Get it all in writing
Co-ownership will likely involve plenty of paperwork on both sides to make sure everything is agreed upon before the ownership is turned over. This process can be lengthy, but you can take this time to figure out the rest of the situation that might not be on paper. It might be challenging to sit down and discuss chores with another adult, but many co-ownerships falter due to miscommunication about expectations. Talk to the co-owner about expectations when it comes to making payments and keeping the property maintained.
It might seem like a silly idea, but you should put your agreements in writing as much as you can, especially if it involves money. If your co-owner has a financial emergency and needs you to cover them for a while, you need to get that in writing. It sounds like an awkward conversation, but a simple repayment contract holds up in plenty of courts, and it can save you if the relationship turns sour.
What happens if one person backs out?
Co-ownership has so many great benefits for both parties, but if one of them decides to move out, it can become a bit of a headache.
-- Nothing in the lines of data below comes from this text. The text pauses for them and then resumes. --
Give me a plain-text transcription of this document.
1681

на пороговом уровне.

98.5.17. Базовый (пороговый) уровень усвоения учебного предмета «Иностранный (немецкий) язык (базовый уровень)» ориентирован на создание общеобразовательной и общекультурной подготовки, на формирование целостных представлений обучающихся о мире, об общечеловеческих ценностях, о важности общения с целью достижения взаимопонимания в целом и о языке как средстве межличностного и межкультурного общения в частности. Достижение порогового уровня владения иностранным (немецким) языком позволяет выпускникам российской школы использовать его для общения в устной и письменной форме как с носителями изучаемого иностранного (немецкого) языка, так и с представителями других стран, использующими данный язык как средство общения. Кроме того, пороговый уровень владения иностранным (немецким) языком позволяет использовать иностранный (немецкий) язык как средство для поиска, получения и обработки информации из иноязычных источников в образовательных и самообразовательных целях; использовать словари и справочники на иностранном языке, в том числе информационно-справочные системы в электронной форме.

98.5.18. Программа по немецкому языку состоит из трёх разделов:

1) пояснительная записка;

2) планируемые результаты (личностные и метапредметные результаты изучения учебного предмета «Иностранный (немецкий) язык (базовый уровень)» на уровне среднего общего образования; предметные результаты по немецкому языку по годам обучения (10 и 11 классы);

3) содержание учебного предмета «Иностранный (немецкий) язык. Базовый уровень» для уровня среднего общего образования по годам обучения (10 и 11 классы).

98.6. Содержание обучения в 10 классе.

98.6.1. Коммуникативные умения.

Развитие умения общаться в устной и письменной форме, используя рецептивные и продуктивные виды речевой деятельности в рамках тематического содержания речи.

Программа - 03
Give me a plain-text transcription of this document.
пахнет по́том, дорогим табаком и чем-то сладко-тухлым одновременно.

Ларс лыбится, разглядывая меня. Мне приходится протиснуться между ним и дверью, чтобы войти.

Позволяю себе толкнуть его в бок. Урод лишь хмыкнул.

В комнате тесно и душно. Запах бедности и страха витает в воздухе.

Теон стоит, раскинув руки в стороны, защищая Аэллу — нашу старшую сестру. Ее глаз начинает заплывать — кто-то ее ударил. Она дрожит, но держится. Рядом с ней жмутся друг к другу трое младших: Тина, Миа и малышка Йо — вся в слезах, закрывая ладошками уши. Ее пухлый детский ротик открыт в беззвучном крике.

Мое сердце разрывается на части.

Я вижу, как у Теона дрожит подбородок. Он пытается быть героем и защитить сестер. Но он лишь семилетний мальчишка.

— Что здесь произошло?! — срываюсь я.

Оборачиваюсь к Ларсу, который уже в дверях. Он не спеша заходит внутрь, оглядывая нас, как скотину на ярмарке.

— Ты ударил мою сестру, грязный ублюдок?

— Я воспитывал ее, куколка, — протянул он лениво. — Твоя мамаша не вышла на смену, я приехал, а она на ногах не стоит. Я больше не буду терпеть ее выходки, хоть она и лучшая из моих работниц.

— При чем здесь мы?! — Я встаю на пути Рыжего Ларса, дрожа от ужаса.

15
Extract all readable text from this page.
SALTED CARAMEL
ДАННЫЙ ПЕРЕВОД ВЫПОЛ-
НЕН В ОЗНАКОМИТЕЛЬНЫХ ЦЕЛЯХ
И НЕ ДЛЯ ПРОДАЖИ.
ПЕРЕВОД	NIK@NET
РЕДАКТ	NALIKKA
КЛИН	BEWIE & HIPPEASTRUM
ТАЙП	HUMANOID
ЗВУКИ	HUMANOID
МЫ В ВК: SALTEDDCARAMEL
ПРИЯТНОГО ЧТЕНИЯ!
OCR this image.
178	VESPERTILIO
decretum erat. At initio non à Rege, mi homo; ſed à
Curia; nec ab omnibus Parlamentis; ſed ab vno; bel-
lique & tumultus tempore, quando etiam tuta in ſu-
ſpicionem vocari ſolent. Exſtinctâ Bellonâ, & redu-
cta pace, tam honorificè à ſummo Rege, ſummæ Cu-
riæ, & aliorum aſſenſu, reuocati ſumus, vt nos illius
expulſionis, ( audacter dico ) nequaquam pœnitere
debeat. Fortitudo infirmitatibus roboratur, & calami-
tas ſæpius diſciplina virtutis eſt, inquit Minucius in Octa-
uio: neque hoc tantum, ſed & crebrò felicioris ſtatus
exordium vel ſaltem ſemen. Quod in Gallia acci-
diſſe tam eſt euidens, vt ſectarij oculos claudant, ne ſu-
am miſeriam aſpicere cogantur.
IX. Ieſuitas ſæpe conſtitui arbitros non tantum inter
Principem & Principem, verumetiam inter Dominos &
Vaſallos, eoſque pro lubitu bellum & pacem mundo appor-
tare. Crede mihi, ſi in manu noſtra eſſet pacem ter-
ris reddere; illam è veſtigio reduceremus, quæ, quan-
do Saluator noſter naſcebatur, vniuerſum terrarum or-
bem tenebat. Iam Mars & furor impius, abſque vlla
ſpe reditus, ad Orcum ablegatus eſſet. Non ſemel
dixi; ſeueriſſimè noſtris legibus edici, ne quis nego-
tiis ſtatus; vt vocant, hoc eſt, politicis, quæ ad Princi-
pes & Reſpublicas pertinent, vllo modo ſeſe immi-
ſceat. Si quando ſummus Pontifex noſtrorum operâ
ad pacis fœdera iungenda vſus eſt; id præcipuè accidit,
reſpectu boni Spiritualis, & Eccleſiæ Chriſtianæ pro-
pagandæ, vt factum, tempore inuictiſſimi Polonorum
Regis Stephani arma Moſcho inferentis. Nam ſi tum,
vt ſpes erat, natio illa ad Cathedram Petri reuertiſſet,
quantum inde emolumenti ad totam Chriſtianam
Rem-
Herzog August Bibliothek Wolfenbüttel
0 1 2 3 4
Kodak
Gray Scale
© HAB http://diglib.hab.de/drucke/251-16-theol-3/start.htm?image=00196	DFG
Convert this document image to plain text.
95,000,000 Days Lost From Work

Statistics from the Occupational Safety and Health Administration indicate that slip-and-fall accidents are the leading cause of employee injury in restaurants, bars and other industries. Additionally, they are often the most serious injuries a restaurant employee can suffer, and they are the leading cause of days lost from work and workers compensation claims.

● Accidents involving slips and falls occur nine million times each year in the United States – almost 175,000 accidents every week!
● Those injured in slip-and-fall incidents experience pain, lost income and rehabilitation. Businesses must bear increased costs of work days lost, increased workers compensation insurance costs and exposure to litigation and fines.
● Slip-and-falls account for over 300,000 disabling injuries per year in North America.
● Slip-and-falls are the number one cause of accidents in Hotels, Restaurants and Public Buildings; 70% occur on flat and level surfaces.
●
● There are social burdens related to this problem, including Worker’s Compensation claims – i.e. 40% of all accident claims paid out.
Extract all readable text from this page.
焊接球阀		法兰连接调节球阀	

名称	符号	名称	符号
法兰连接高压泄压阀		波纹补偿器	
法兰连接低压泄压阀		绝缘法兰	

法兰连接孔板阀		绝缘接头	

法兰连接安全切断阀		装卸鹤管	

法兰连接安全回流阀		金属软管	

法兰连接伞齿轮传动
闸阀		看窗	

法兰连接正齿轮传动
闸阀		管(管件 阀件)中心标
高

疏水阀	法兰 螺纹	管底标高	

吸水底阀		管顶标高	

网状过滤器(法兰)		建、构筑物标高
Typically, you can remove one person from the mortgage if the other decides to buy them out, but this will involve refinancing on new income. If the bank doesn’t approve of a lowered income, then they won’t refinance you, and you’ll be stuck without a mortgage.
This will also affect both of your credit scores, and a poor credit score is usually one of the reasons people move in with each other in the first place. That’s why it is so important to work out all of the financial details beforehand and have a backup plan in place in case one of you decides you want out of the mortgage.
Keep in mind that any close relationship can become strained when money gets involved, and this is a long-term commitment that both parties need to fully understand. You need to do thorough research into what the legalities are in your area and talk to a financial advisor about what your plan will be. Co-owning a property can be fantastic for both parties if everyone agrees on what the payment arrangements will be and follows through but a nightmare if you don’t, so make sure you know what you’re getting into before you buy.